Generous friends have lent us their home for over a month on Whidbey Island, right at the door to the Pacific Ocean. The sound of the surf through our open bedroom windows, awe-dropping sunsets of vivid reds, oranges, purples, and blacks, and crystal-clear views of stars, planets, and the Milky Way keep me wide-eyed and thankful. But at the top of my August and September gratitude list are the unpretentious beach stones. When they are still wet, vivid shades of green, charcoal, red, orange, white, and tan shine on the beach. I wish I had better words to describe their colors: apricot, sandalwood, sage green, mauve, frost, and puce are as good as I can find. Maybe the stones deserve their own color-spectrum vocabulary like lavanite or igneous black or volcanico purple. I ooh and aah at their textures and shapes. And the rustling, crackling, clattering sound of the tide cascading over the piles of stones is hypnotic and musical. I can’t ever remember being so captivated by something as ordinary and simple as a stone.
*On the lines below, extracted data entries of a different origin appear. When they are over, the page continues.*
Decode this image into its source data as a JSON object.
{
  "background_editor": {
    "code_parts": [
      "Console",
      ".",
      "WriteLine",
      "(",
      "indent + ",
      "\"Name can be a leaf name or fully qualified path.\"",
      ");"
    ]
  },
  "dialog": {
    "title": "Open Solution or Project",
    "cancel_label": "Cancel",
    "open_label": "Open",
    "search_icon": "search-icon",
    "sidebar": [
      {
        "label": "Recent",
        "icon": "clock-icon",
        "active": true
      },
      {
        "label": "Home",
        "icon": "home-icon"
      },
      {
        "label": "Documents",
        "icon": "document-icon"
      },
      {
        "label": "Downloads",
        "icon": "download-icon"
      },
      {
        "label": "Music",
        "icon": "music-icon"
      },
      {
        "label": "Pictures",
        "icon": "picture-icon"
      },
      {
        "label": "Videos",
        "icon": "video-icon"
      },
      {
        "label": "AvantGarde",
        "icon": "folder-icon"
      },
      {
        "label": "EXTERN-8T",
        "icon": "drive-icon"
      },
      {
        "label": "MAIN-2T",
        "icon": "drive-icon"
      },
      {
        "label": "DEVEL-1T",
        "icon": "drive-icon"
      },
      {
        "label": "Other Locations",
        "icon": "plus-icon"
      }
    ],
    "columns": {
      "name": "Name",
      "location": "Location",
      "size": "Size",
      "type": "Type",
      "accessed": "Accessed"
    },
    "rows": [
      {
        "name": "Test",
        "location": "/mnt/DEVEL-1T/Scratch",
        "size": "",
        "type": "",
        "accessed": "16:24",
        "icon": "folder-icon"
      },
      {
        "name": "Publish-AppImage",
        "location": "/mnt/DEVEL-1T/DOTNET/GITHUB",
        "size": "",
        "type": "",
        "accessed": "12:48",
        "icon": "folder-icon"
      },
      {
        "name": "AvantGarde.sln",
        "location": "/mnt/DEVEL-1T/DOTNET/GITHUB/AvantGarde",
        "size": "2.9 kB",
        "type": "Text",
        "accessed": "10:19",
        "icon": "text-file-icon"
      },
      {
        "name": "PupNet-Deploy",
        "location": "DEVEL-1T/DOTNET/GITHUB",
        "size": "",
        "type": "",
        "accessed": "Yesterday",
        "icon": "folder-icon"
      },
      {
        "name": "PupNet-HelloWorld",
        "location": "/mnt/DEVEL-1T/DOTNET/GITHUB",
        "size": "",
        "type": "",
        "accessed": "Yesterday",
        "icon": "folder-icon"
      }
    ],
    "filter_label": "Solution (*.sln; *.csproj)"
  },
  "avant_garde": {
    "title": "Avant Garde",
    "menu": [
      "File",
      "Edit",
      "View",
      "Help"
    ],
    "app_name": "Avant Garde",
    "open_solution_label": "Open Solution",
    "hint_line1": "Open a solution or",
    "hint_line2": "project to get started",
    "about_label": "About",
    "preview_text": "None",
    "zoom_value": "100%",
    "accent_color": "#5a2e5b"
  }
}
When we arrived at our friends’ house, they had left a bag of twenty acrylic markers and a pile of stones in a basket in the living room. Earlier quests decorated the stones with their names and the dates of their visit and left them in a basket. Acrylic markers were new to me; but since the day we arrived, I have spent hours on the beach doodling with them on stones. And some of the doodles morphed into prayers. And the stone prayers looked terrific on a big driftwood log. And the log became a prayer altar. I love that the names of the people I am praying are exposed to the salt and the sun and the stars and the sky and the whole magnificent expanse and constellation of God’s universe. Every day when I arrive on the beach and see the prayer stones, I pray again for the people on this visual prayer list.